Las palabras de Yusuf me rescataron de mi consternación.

—Tú no sabrías nada de esto, ¿verdad?

—Por supuesto que no. Aún estoy aturdido por la noticia. ¿Cómo se te ocurre hacerme esa pregunta?

—Porque tu nombre ha salido de forma recurrente en los primeros interrogatorios. Sayyid te acusa de ser el instigador de la trampa. Afirma que tú eres el verdadero amante de Abdalá.

No daba crédito a lo que oía. Aquella acusación podía ser muy grave para mí. Tenía que rebatirla con toda contundencia.

—No tenía ni la menor idea de lo que se traían entre esos dos. Es cierto que Abdalá es mi amigo desde la infancia, pero jamás he sido su amante. No me gustan los hombres.
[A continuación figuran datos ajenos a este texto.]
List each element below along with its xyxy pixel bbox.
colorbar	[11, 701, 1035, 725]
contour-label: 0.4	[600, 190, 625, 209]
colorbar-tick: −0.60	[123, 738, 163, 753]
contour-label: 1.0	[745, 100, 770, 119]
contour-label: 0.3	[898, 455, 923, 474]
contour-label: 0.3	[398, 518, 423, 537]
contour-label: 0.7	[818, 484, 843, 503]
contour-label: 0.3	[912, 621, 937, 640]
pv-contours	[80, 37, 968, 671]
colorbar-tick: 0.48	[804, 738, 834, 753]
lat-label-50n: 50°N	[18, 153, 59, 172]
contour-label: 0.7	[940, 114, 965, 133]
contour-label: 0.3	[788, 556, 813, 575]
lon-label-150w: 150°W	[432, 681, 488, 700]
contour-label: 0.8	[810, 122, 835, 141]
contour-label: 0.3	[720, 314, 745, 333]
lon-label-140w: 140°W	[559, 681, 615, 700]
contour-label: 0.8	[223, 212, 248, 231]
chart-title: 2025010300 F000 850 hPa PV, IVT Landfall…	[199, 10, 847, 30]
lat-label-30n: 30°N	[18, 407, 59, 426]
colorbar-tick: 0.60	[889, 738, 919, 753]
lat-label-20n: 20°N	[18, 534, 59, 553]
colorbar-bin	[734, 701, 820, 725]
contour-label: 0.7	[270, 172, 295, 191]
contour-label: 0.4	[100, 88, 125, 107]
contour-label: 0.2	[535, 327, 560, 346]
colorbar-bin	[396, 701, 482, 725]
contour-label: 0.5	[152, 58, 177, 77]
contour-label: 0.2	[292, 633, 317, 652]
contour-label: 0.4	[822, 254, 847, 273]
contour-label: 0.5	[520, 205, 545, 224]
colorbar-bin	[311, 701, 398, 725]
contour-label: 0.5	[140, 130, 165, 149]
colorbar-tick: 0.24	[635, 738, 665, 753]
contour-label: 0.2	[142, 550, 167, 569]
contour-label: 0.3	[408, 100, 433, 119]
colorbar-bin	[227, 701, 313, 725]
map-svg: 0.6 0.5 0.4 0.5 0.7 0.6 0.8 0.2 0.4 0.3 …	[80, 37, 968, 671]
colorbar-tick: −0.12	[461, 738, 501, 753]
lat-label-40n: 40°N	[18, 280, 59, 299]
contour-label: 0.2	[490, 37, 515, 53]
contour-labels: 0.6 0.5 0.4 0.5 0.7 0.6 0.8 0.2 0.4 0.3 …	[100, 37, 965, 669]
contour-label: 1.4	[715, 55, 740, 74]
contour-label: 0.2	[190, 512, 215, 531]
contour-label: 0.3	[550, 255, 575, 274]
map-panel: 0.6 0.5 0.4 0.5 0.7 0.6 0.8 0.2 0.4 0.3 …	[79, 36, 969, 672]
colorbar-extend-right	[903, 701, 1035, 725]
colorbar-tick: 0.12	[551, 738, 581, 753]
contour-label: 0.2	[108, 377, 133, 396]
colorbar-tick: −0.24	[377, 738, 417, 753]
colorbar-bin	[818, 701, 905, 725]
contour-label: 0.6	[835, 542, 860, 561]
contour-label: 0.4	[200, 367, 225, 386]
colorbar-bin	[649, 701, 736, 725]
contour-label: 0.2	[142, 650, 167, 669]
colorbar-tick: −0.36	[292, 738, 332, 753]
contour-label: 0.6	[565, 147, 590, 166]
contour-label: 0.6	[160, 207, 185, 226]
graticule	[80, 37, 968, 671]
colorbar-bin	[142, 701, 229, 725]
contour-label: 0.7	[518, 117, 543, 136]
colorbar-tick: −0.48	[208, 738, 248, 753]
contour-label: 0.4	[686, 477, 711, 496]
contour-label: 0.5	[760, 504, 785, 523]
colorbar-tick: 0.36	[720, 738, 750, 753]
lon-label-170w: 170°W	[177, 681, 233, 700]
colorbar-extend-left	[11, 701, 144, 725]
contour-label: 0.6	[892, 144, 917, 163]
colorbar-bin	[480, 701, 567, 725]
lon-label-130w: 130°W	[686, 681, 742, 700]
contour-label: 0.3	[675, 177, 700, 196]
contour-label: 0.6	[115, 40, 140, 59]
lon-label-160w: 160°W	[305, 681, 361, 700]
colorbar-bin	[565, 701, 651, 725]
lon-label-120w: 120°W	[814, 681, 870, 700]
Amo a las mujeres, que son un regalo del buen Alá.

—Eso mismo respondió Abdalá cuando le interrogamos. Que te conocía desde la infancia y que siempre fue conocida tu afición por las mujeres.

Respiré hondo. Abdalá lo había dado todo por mí. A lo peor, hasta su propia vida.

—Estás fuera de sospecha. Pero Abdalá dijo algo más. Que Sayyid, en secreto de alcoba, le había confesado que utilizó pruebas falsas para inculpar a Osmán.

—¡Lo sabía! ¡Osmán es inocente!

—Para demostrarlo tendrás que denunciar por falso testimonio a Sayyid. Y debes darte prisa con la querella, los hechos se precipitan. Cualquier alborada puede ser la última para el visir preso.